Alfred Charles Shrive (65), of 22 Currie Street, Hertford, an engine-driver on the G.E.R., who recently retired on pension having reached the age limit, committed suicide by hanging himself on a tree in a small wood at the rear of Grazier’s gravel pits, Ware Road, on Sunday night. An inquest was held at the Shire Hall on Wednesday by the District Coroner, Mr Philip Longmore.
Mrs Angelina Shrive, the widow, stated that her husband had only been retired for two weeks. She had last seen him alive at tea-time on Sunday last and he had then seemed all right. When she returned from chapel just after 8.00 p.m., he was gone. She enquired about him, and a neighbour informed the police that he was missing.
She heard nothing about him until the Monday evening when he was found hanging in a wood. He was entitled to a pension from the railway company but had not yet drawn any. He was not troubled about money as they had a little by them, but he worried a little about getting some work to do. He was quite able-bodied and she saw no difference in his health.
Police Constable Crisford stated that at 7.30 p.m. on the Monday night he had heard that there was a man hanging in a wood at the back of Mr Brazier’s house in Ware Road. On going there, he found the deceased hanging by a rope from an elm tree. The rope was attached to a branch 10 feet high, and the deceased’s feet were 3 feet from the ground. He cut the rope and found that the man was quite dead.
Christian John Clarke, booking clerk at the G.N.R. station at Hertford, stated that at 6.40 p.m. on the Sunday evening he was walking across Foxholes from Gallows Hill when he saw a man in a gap in the hedge looking towards the wood in question. When he passed the man, he had looked at him with a vacant stare. He had since identified the body of the deceased as the same man.
William Edwin Hayman, of 20 Currie Street, engine-driver, said that on the Monday he went in search of the deceased in company with Mr Manley, the goods shed foreman on the G.E.R. After going all over the town, they searched the woods around Gallows Hill and Foxholes, and eventually found the deceased hanging in the wood on the right hand side.
He at once gave information to the station master and the police. He had last seen the deceased alive at dinner-time on Sunday and he was then apparently in his usual condition. Mr H. Dennick, Station Master at Hertford, said that the deceased was pensioned off on 26th April, having reached the age limit of 65 for engine-drivers. There was no other reason for his discharge.
He received a pension of 19s 10d a week, and he believed he was also entitled to a few shillings from a society to which he had belonged. He had seen the deceased on Saturday and he appeared to be deaf and slightly depressed.

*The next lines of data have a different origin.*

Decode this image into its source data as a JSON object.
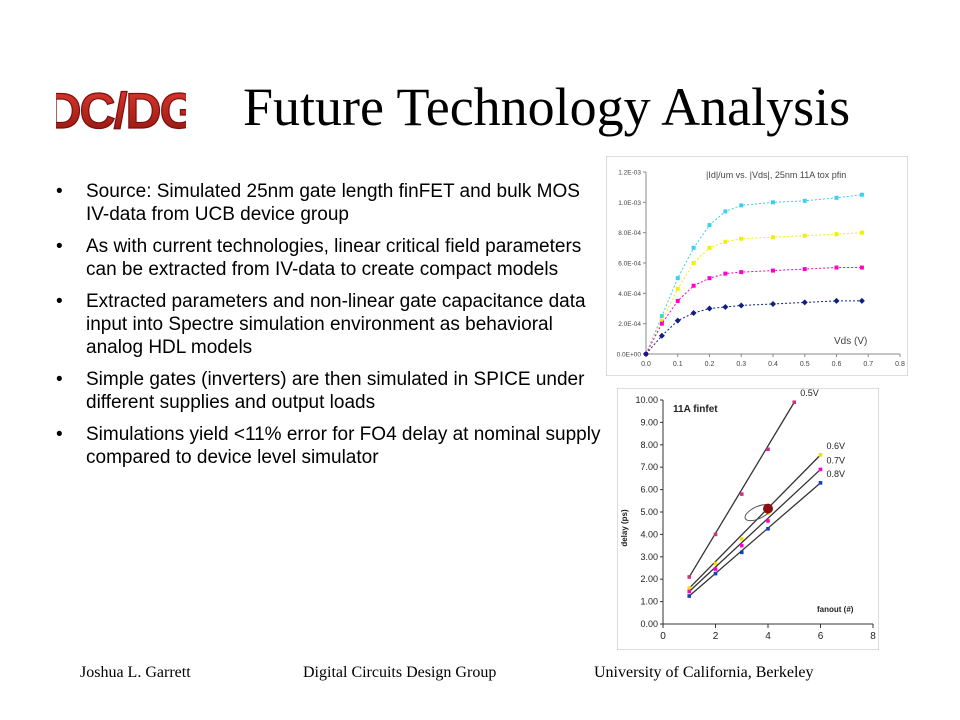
{
  "logo": {
    "text": "DC/DG",
    "color": "#c0201c"
  },
  "title": "Future Technology Analysis",
  "bullets": [
    "Source: Simulated 25nm gate length finFET and bulk MOS IV-data from UCB device group",
    "As with current technologies, linear critical field parameters can be extracted from IV-data to create compact models",
    "Extracted parameters and non-linear gate capacitance data input into Spectre simulation environment as behavioral analog HDL models",
    "Simple gates (inverters) are then simulated in SPICE under different supplies and output loads",
    "Simulations yield <11% error for FO4 delay at nominal supply compared to device level simulator"
  ],
  "bullet_glyph": "•",
  "chart_data": [
    {
      "type": "line",
      "title": "|Id|/um vs. |Vds|, 25nm 11A tox pfin",
      "xlabel": "Vds (V)",
      "ylabel": "",
      "xlim": [
        0,
        0.8
      ],
      "ylim": [
        0,
        0.0012
      ],
      "x_ticks": [
        "0.0",
        "0.1",
        "0.2",
        "0.3",
        "0.4",
        "0.5",
        "0.6",
        "0.7",
        "0.8"
      ],
      "y_ticks": [
        "0.0E+00",
        "2.0E-04",
        "4.0E-04",
        "6.0E-04",
        "8.0E-04",
        "1.0E-03",
        "1.2E-03"
      ],
      "grid": false,
      "legend": "none",
      "series": [
        {
          "color": "#3ad0f0",
          "values": [
            [
              0.0,
              0.0
            ],
            [
              0.05,
              0.00025
            ],
            [
              0.1,
              0.0005
            ],
            [
              0.15,
              0.0007
            ],
            [
              0.2,
              0.00085
            ],
            [
              0.25,
              0.00094
            ],
            [
              0.3,
              0.00098
            ],
            [
              0.4,
              0.001
            ],
            [
              0.5,
              0.00101
            ],
            [
              0.6,
              0.00103
            ],
            [
              0.68,
              0.00105
            ]
          ]
        },
        {
          "color": "#f0f000",
          "values": [
            [
              0.0,
              0.0
            ],
            [
              0.05,
              0.00022
            ],
            [
              0.1,
              0.00043
            ],
            [
              0.15,
              0.0006
            ],
            [
              0.2,
              0.0007
            ],
            [
              0.25,
              0.00074
            ],
            [
              0.3,
              0.00076
            ],
            [
              0.4,
              0.00077
            ],
            [
              0.5,
              0.00078
            ],
            [
              0.6,
              0.00079
            ],
            [
              0.68,
              0.0008
            ]
          ]
        },
        {
          "color": "#ff00cc",
          "values": [
            [
              0.0,
              0.0
            ],
            [
              0.05,
              0.0002
            ],
            [
              0.1,
              0.00035
            ],
            [
              0.15,
              0.00045
            ],
            [
              0.2,
              0.0005
            ],
            [
              0.25,
              0.00053
            ],
            [
              0.3,
              0.00054
            ],
            [
              0.4,
              0.00055
            ],
            [
              0.5,
              0.00056
            ],
            [
              0.6,
              0.00057
            ],
            [
              0.68,
              0.00057
            ]
          ]
        },
        {
          "color": "#102080",
          "values": [
            [
              0.0,
              0.0
            ],
            [
              0.05,
              0.00012
            ],
            [
              0.1,
              0.00022
            ],
            [
              0.15,
              0.00027
            ],
            [
              0.2,
              0.0003
            ],
            [
              0.25,
              0.00031
            ],
            [
              0.3,
              0.00032
            ],
            [
              0.4,
              0.00033
            ],
            [
              0.5,
              0.00034
            ],
            [
              0.6,
              0.00035
            ],
            [
              0.68,
              0.00035
            ]
          ]
        }
      ]
    },
    {
      "type": "line",
      "title": "11A finfet",
      "xlabel": "fanout (#)",
      "ylabel": "delay (ps)",
      "xlim": [
        0,
        8
      ],
      "ylim": [
        0,
        10
      ],
      "x_ticks": [
        "0",
        "2",
        "4",
        "6",
        "8"
      ],
      "y_ticks": [
        "0.00",
        "1.00",
        "2.00",
        "3.00",
        "4.00",
        "5.00",
        "6.00",
        "7.00",
        "8.00",
        "9.00",
        "10.00"
      ],
      "grid": false,
      "legend": "right",
      "highlight_point": [
        4,
        5.15
      ],
      "series": [
        {
          "name": "0.5V",
          "color": "#cc3380",
          "x": [
            1,
            2,
            3,
            4,
            5
          ],
          "values": [
            2.1,
            4.0,
            5.8,
            7.8,
            9.9
          ]
        },
        {
          "name": "0.6V",
          "color": "#f0e000",
          "x": [
            1,
            2,
            3,
            4,
            6
          ],
          "values": [
            1.6,
            2.7,
            3.8,
            4.95,
            7.55
          ]
        },
        {
          "name": "0.7V",
          "color": "#ff00cc",
          "x": [
            1,
            2,
            3,
            4,
            6
          ],
          "values": [
            1.45,
            2.45,
            3.5,
            4.6,
            6.9
          ]
        },
        {
          "name": "0.8V",
          "color": "#1040c0",
          "x": [
            1,
            2,
            3,
            4,
            6
          ],
          "values": [
            1.25,
            2.25,
            3.2,
            4.25,
            6.3
          ]
        }
      ]
    }
  ],
  "footer": {
    "author": "Joshua L. Garrett",
    "group": "Digital Circuits Design Group",
    "university": "University of California, Berkeley"
  }
}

The deceased had said that he wanted some work to do, and the witness promised to put in an application to the Company for him, remarking that he thought he had obtained a well-earned rest. Shrive, however, appeared very anxious to do something.
On Monday, he heard that the deceased was missing and organised a search party, by which means the body was eventually found at about 7.00 p.m. in the evening. The deceased had been employed by the G.E.R. Company for 43 years, and was earning about £3 a week when he retired.
Dr H.S.W. Hall said that he had known the deceased very well and saw him on May 8th when he found him very deaf but otherwise quite well. The man had had a very comfortable home and a good wife and, as far as he knew, there was nothing to cause him to take his life.
The Coroner said that probably the deceased was worrying about being out of employment after serving on the railway for so many years, and no doubt his mind had been suddenly unhinged. The jury returned a verdict of suicide whilst temporarily of unsound mind.
The Coroner and the jury expressed sympathy with the widow, and also of the kind manner in which the neighbours and the railway employees interested themselves in searching for the man when he was reported missing.